El PRD está en tómbola, es un partido fuerte; siempre lo ha sido. En el remoto caso de que gane (las encuestas de crédito favorecen a Danilo Medina), eso no exculparía a Bendixen de sus peligrosos desaciertos expuestos con descaro olímpico en los medios de comunicación. Pues la de él, es una bulla acientífica que con el aval del candidato Hipólito Mejía solo contribuye a echar más agua caliente a la caldera social dominicana de cara a las presidenciales de este domingo.

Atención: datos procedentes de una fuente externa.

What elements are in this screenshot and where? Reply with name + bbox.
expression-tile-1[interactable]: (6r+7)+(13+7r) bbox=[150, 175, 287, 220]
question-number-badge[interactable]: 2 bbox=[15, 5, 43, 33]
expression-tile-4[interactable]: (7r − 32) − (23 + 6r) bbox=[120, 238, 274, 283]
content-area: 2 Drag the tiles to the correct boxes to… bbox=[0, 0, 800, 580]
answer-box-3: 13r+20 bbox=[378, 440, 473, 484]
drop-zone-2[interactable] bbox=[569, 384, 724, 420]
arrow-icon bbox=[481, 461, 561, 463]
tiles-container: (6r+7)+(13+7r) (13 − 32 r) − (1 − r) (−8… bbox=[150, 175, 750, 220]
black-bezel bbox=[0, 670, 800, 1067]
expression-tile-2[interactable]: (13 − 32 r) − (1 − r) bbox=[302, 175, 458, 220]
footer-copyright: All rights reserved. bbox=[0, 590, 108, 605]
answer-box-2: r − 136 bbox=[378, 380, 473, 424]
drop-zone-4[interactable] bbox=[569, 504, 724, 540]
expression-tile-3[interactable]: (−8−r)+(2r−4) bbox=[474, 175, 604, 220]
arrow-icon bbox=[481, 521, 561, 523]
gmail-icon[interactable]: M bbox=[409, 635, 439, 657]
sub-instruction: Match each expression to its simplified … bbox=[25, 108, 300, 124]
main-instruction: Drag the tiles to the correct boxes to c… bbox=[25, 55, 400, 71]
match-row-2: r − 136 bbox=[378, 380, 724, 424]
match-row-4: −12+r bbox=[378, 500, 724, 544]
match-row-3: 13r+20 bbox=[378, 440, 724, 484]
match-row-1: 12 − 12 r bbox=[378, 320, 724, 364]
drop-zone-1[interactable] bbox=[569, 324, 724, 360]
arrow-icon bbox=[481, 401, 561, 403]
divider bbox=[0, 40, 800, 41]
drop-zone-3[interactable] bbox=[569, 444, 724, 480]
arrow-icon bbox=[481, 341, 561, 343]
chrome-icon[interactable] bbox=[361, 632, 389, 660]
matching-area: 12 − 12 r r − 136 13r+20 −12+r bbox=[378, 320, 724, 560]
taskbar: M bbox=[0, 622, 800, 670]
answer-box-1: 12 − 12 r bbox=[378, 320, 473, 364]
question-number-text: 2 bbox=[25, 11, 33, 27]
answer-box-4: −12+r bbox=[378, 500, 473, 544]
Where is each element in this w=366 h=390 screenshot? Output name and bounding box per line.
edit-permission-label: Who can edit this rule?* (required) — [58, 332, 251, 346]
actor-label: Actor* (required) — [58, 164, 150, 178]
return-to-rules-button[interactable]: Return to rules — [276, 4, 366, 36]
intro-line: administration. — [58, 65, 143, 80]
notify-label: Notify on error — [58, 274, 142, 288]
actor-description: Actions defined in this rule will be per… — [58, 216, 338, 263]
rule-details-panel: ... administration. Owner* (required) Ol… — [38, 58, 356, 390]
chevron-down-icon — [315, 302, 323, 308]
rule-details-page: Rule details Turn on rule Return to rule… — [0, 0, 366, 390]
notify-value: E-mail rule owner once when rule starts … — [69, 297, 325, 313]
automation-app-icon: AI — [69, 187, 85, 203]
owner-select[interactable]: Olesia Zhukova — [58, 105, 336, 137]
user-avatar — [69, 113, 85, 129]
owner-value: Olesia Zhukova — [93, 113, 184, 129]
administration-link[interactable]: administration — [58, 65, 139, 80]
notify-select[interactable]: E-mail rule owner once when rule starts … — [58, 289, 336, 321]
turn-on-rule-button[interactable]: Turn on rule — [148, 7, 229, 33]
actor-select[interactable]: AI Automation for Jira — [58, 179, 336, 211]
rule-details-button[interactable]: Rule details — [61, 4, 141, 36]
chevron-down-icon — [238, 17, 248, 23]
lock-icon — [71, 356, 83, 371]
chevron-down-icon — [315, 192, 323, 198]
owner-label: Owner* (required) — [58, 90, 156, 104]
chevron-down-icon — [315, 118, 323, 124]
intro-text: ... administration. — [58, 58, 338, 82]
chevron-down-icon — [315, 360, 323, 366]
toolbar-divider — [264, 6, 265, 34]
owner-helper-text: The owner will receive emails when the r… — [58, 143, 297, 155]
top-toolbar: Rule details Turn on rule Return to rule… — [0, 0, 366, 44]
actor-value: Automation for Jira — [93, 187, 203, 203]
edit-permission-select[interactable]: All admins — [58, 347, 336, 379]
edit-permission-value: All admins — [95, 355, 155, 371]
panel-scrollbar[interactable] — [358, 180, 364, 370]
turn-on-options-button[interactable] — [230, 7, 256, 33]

Y si explotara tal caldera, Bendixen correría raudo hacia el aeropuerto, con sus bolsillos atorados de dólares de los contribuyentes. Y Mejía, el padre, abuelo, esposo, empresario y líder de un sector tradicional dentro del partido blanco, tendría que quedarse en el país sin la paz suficiente para administrar sus empresas y disfrutar con los suyos sus villas y sus fincas de mangos que –ha dicho— tanto le entretienen. Demasiados riesgos, sin necesidad.